Tentative d’«appropriation» des cultures urbaines
La plupart du temps, les enseignants de danses traditionnelles et populaires, danses de club ou de rue, exercent, eux, en tant qu’autoentrepreneurs, sous contrat court grâce au statut d’«animateur» s’ils ont obtenu le Bafa ou le diplôme d’éducateur sportif. Certains en viennent à passer le DE mais en jazz, d’autres «sont payés au black, rappelle l’Organisation nationale de hip-hop (ON2H). On est toujours contraint de filouter avec les règles et de jouer sur les mots. Par exemple, beaucoup de responsables pédagogiques peuvent l’être parce qu’ils sont parallèlement chorégraphes. Mais juste prof, le statut n’existe pas !» La situation pourrait bientôt changer, à la faveur d’une proposition de loi déposée en avril et portée par les députées Fabienne Colboc (Renaissance) et Valérie Bazin-Malgras (Les Républicains). Tardive mais nécessaire réparation d’une injustice ?
Pas pour ces quelque 140 professionnels du dancehall, waacking, voguing, danses hip-hop, caribéennes ou afro-descendantes, qui estiment que cette réforme du diplôme d’Etat relève du pillage culturel. Signataires d’une tribune circulant depuis quatre mois accompagnée d’une pétition réunissant 5 000 signataires, ils tentent de mobiliser le secteur contre un texte visant à «imposer aux enseignants de toutes danses de détenir un diplôme d’Etat, sans lequel ils ou elles pourront être sanctionnés au paiement d’une amende allant jusqu’à 15 000 euros et d’une fermeture administrative des locaux». La directrice de l’école de dancehall NSA, Mylana Malbert – à l’initiative du collectif «Non à la loi 1149» aux côtés de la danseuse et chercheuse Ambre Thieffry ou la juriste Céline Le Phat Vinh –, dénonçait dans une vidéo la tentative d’«appropriation» des cultures urbaines «par le gouvernement français», dont le seul intérêt serait, avancent d’autres, de «taxer» le secteur. Leur compte Instagram diffuse des vidéos personnifiant le DE sous les traits de Dark Vador et remercie entre autres Rokhaya Diallo qui, en décembre, dans une tribune parue dans le Washington Post, appelait les acteurs du hip-hop à retourner aux racines de leur histoire en France. Le collectif organise du 11 au 23 février des «Assises du hip-hop» sur le sujet.

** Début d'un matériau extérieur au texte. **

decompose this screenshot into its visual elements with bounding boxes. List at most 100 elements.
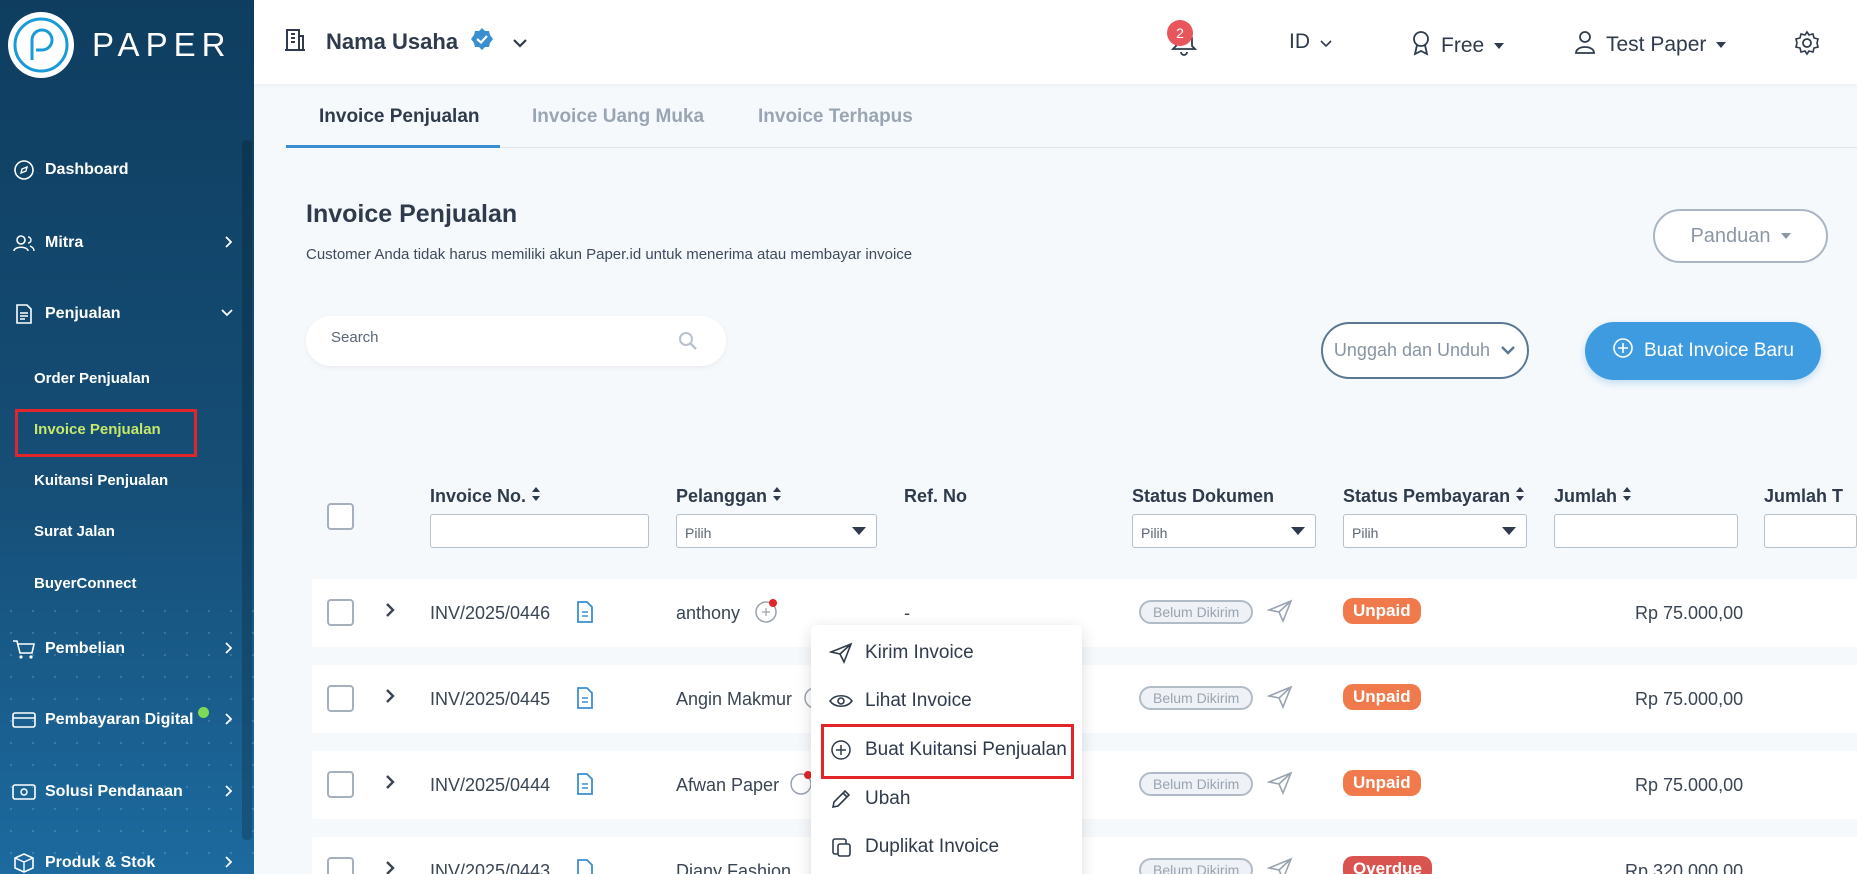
sort-icon xyxy=(1622,486,1632,507)
table-row[interactable]: INV/2025/0444 Afwan Paper Belum Dikirim … xyxy=(312,751,1857,819)
menu-item-kirim-invoice[interactable]: Kirim Invoice xyxy=(829,642,974,664)
create-invoice-button[interactable]: Buat Invoice Baru xyxy=(1585,322,1821,380)
business-switcher[interactable]: Nama Usaha xyxy=(284,26,528,58)
invoice-number[interactable]: INV/2025/0443 xyxy=(430,861,550,874)
filter-invoice-no-input[interactable] xyxy=(430,514,649,548)
card-icon xyxy=(12,708,36,732)
expand-chevron-icon[interactable] xyxy=(384,773,396,796)
payment-status-badge: Unpaid xyxy=(1343,684,1421,710)
dropdown-arrow-icon xyxy=(1291,527,1305,535)
expand-chevron-icon[interactable] xyxy=(384,601,396,624)
row-checkbox[interactable] xyxy=(327,771,354,798)
column-header-jumlah[interactable]: Jumlah xyxy=(1554,486,1632,507)
tab-invoice-penjualan[interactable]: Invoice Penjualan xyxy=(319,106,480,128)
chevron-right-icon xyxy=(224,640,234,661)
document-status-badge: Belum Dikirim xyxy=(1139,772,1254,796)
upload-download-button[interactable]: Unggah dan Unduh xyxy=(1321,322,1529,379)
filter-jumlah-tagihan-input[interactable] xyxy=(1764,514,1857,548)
payment-status-badge: Unpaid xyxy=(1343,770,1421,796)
pencil-icon xyxy=(829,788,853,810)
filter-jumlah-input[interactable] xyxy=(1554,514,1738,548)
page-title: Invoice Penjualan xyxy=(306,200,518,228)
logo-mark-icon xyxy=(8,12,74,78)
menu-item-buat-kuitansi-penjualan[interactable]: Buat Kuitansi Penjualan xyxy=(829,739,1067,761)
plus-circle-icon xyxy=(829,739,853,761)
document-icon[interactable] xyxy=(576,601,594,628)
tab-bar: Invoice Penjualan Invoice Uang Muka Invo… xyxy=(286,98,1857,148)
table-row[interactable]: INV/2025/0446 anthony - Belum Dikirim Un… xyxy=(312,579,1857,647)
send-icon[interactable] xyxy=(1266,771,1293,800)
sidebar-item-label: Pembayaran Digital xyxy=(45,711,194,728)
document-icon[interactable] xyxy=(576,859,594,874)
invoice-number[interactable]: INV/2025/0446 xyxy=(430,603,550,624)
sidebar-item-penjualan[interactable]: Penjualan xyxy=(12,299,242,329)
table-row[interactable]: INV/2025/0445 Angin Makmur Belum Dikirim… xyxy=(312,665,1857,733)
sidebar-item-solusi-pendanaan[interactable]: Solusi Pendanaan xyxy=(12,777,242,807)
row-checkbox[interactable] xyxy=(327,599,354,626)
sidebar-subitem-kuitansi-penjualan[interactable]: Kuitansi Penjualan xyxy=(34,472,168,489)
send-icon[interactable] xyxy=(1266,685,1293,714)
row-checkbox[interactable] xyxy=(327,685,354,712)
table-row[interactable]: INV/2025/0443 Diany Fashion Belum Dikiri… xyxy=(312,837,1857,874)
document-icon[interactable] xyxy=(576,773,594,800)
menu-item-ubah[interactable]: Ubah xyxy=(829,788,910,810)
expand-chevron-icon[interactable] xyxy=(384,859,396,874)
column-label: Jumlah T xyxy=(1764,486,1844,506)
column-header-status-pembayaran[interactable]: Status Pembayaran xyxy=(1343,486,1525,507)
sidebar-item-mitra[interactable]: Mitra xyxy=(12,228,242,258)
logo[interactable]: PAPER xyxy=(8,12,231,78)
guide-button[interactable]: Panduan xyxy=(1653,209,1828,263)
search-input[interactable] xyxy=(331,329,661,346)
document-icon[interactable] xyxy=(576,687,594,714)
caret-down-icon xyxy=(1780,233,1791,239)
chevron-right-icon xyxy=(224,854,234,874)
menu-item-label: Buat Kuitansi Penjualan xyxy=(865,739,1067,760)
column-header-invoice-no[interactable]: Invoice No. xyxy=(430,486,541,507)
caret-down-icon xyxy=(1716,42,1727,48)
expand-chevron-icon[interactable] xyxy=(384,687,396,710)
send-icon[interactable] xyxy=(1266,857,1293,874)
sidebar-item-dashboard[interactable]: Dashboard xyxy=(12,155,242,185)
language-selector[interactable]: ID xyxy=(1289,30,1332,54)
menu-item-duplikat-invoice[interactable]: Duplikat Invoice xyxy=(829,836,999,858)
plan-selector[interactable]: Free xyxy=(1411,30,1505,62)
column-label: Ref. No xyxy=(904,486,967,506)
sidebar-subitem-order-penjualan[interactable]: Order Penjualan xyxy=(34,370,150,387)
column-header-status-dokumen: Status Dokumen xyxy=(1132,486,1274,507)
sidebar-subitem-surat-jalan[interactable]: Surat Jalan xyxy=(34,523,115,540)
eye-icon xyxy=(829,693,853,709)
sort-icon xyxy=(1515,486,1525,507)
invoice-number[interactable]: INV/2025/0445 xyxy=(430,689,550,710)
amount: Rp 75.000,00 xyxy=(1635,689,1744,709)
filter-status-pembayaran-select[interactable]: Pilih xyxy=(1343,514,1527,548)
user-menu[interactable]: Test Paper xyxy=(1574,30,1727,60)
tab-invoice-terhapus[interactable]: Invoice Terhapus xyxy=(758,106,913,128)
users-icon xyxy=(12,231,36,255)
sidebar-item-pembayaran-digital[interactable]: Pembayaran Digital xyxy=(12,705,242,735)
send-icon xyxy=(829,642,853,664)
sidebar-item-pembelian[interactable]: Pembelian xyxy=(12,634,242,664)
menu-item-lihat-invoice[interactable]: Lihat Invoice xyxy=(829,690,972,712)
top-header: Nama Usaha 2 ID Free Test Paper xyxy=(254,0,1857,84)
customer-link-icon xyxy=(753,598,779,629)
menu-item-label: Kirim Invoice xyxy=(865,642,974,663)
customer-name: anthony xyxy=(676,603,741,623)
search-icon[interactable] xyxy=(678,331,698,356)
menu-item-label: Lihat Invoice xyxy=(865,690,972,711)
new-indicator-dot xyxy=(197,706,209,718)
invoice-number[interactable]: INV/2025/0444 xyxy=(430,775,550,796)
sidebar-subitem-buyerconnect[interactable]: BuyerConnect xyxy=(34,575,137,592)
select-all-checkbox[interactable] xyxy=(327,503,354,530)
column-header-jumlah-tagihan: Jumlah T xyxy=(1764,486,1843,507)
sidebar: PAPER Dashboard Mitra Penjualan Order Pe… xyxy=(0,0,254,874)
dropdown-arrow-icon xyxy=(852,527,866,535)
filter-pelanggan-select[interactable]: Pilih xyxy=(676,514,877,548)
column-header-pelanggan[interactable]: Pelanggan xyxy=(676,486,782,507)
filter-status-dokumen-select[interactable]: Pilih xyxy=(1132,514,1316,548)
tab-invoice-uang-muka[interactable]: Invoice Uang Muka xyxy=(532,106,704,128)
gear-icon[interactable] xyxy=(1794,30,1820,61)
sidebar-item-produk-stok[interactable]: Produk & Stok xyxy=(12,848,242,874)
send-icon[interactable] xyxy=(1266,599,1293,628)
row-checkbox[interactable] xyxy=(327,857,354,874)
sidebar-scrollbar[interactable] xyxy=(242,140,252,840)
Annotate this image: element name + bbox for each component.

Dans leur réquisitoire contre la réforme, ses détracteurs rappellent : «Nos danses se sont développées hors des circuits institutionnels, bien souvent par des communautés stigmatisées et rejetées de ces circuits (personnes racisées, pauvres, queer, etc.).» Transmises pendant des dizaines d’années «sans avoir besoin de hiérarchie ou de norme légiférée», par reconnaissance des pairs pratiquant dans les battles, soirées, clubs, selon des usages d’«autogestion des activités, luttes et économies», ces pratiques n’auraient «jamais eu besoin du système institutionnel». En outre, ce diplôme valoriserait la seule dimension technique au détriment de l’implication des acteurs au sein des communautés underground. Ainsi la tribune publiée en octobre conclut-elle à une tentative de «gentrification», de «dépossession» de «nos cultures», preuve d’une volonté de «contrôle» et d’une «politique de l’exclusion» visant des «minorités défavorisées». Pas besoin de travailler plus pour gagner autant, tranchent les messages Instagram.
«Le ministère répond à une demande du terrain»
Voilà ainsi relancé un vieux marronnier qu’on pensait daté de la fin de siècle : celui du bras de fer entre pratiques underground et institution culturelle, dopé au lexique décolonial. Contrairement à avant-hier cependant, la communauté hip-hop est loin d’être aussi soudée derrière la contestation.